Panggilan kedua di tolak.
Panggilan ketiga di angkat, namun...
"Ha-"
"Fris, jangan nelpon dulu, aku lagi jalan sama Fera. " Bisma langsung memutuskan sambungan teleponnya.
"Belum aja aku sempet ngomong, Bisma," lirih Friska.
Ia pun meletakkan lagi ponselnya di atas nakas, kemudian berjalan ke kamar mandi untuk mengganti pakaian sekolahnya dengan pakaian biasa.
Seusai mengganti pakaian, ia keluar kamar menuju dapur hendak mengambil air minum, tapi terhenti karena mendengar percakapan kedua orang tuanya dengan Fiyra.
"Ma, Ayah, aku menang kejuaran olimpiade sekolah lagi lohh." Fiyra berkata sambil tersenyum cerah.
"Wah, selamat ya," ucap kedua orang tuanya sambil tersenyum bangga. Dan sesekali tangan ayahnya mengelus kepala Fiyra.
"Mama sama ayah bangga sama kamu," ucap Ira, mama Friska.

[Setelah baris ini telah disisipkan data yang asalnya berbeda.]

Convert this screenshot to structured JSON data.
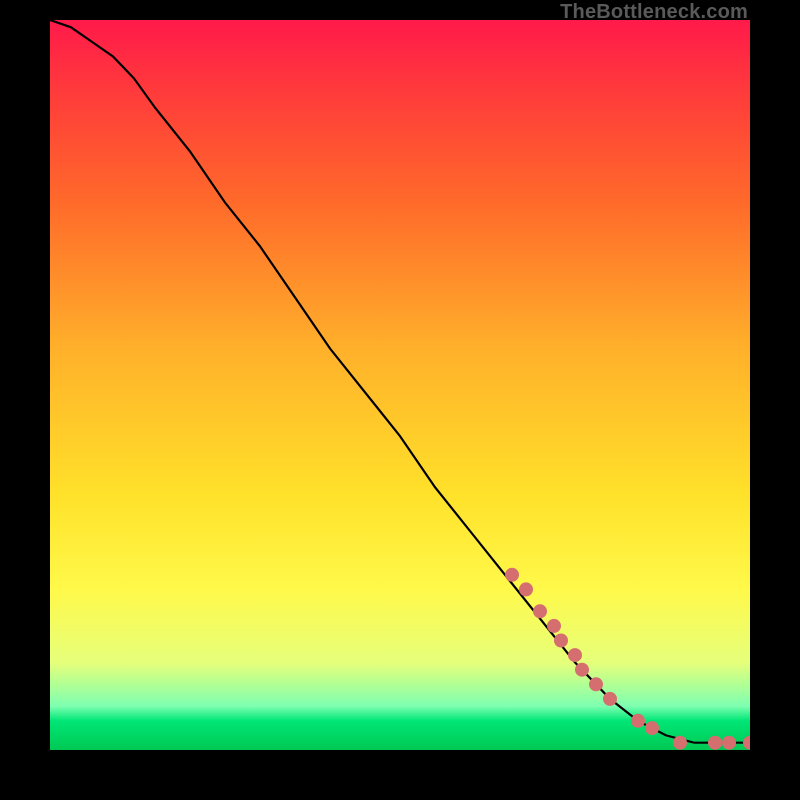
{
  "attribution": "TheBottleneck.com",
  "chart_data": {
    "type": "line",
    "title": "",
    "xlabel": "",
    "ylabel": "",
    "xlim": [
      0,
      100
    ],
    "ylim": [
      0,
      100
    ],
    "grid": false,
    "legend": false,
    "series": [
      {
        "name": "curve",
        "style": "line",
        "color": "#000000",
        "x": [
          0,
          3,
          6,
          9,
          12,
          15,
          20,
          25,
          30,
          35,
          40,
          45,
          50,
          55,
          60,
          65,
          70,
          75,
          80,
          84,
          88,
          92,
          95,
          97,
          99,
          100
        ],
        "y": [
          100,
          99,
          97,
          95,
          92,
          88,
          82,
          75,
          69,
          62,
          55,
          49,
          43,
          36,
          30,
          24,
          18,
          12,
          7,
          4,
          2,
          1,
          1,
          1,
          1,
          1
        ]
      },
      {
        "name": "highlight-points",
        "style": "scatter",
        "color": "#d56e6e",
        "x": [
          66,
          68,
          70,
          72,
          73,
          75,
          76,
          78,
          80,
          84,
          86,
          90,
          95,
          97,
          100
        ],
        "y": [
          24,
          22,
          19,
          17,
          15,
          13,
          11,
          9,
          7,
          4,
          3,
          1,
          1,
          1,
          1
        ]
      }
    ]
  }
}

"Kamu selalu bisa banggain mama sama ayah, nggak kayak Friska. Dia selalu aja nyusahin kita!" ucap Dirga, ayah Friska.
"Kamu tau? Mama nyesel banget ngelahirin dia. Dia tuh nggak bisa apa-apa!!"
"Tapi mau gimana lagi. Udah terlanjur lahir."
"Dulu tuh ya, mama sama ayah pernah mau nyimpen dia di panti asuhan aja. Tapi karena nenek kamu nggak ngebolehin, jadinya terpaksa deh mama tampung dia di sini," ucap Ira
Deg.
Friska yang mendengar itu pun tak mampu menahan air matanya yang akan tumpah.
Hatinya terasa teriris mendengar itu semua.
'Segitu tak di inginkannya aku? Sampai sampai hampir saja di buang' -Batin Friska
Ia sudah tak sanggup mendengar apa apa lagi.
Hingga ia segera berlari ke kamarnya dan membatalkan niat utamanya.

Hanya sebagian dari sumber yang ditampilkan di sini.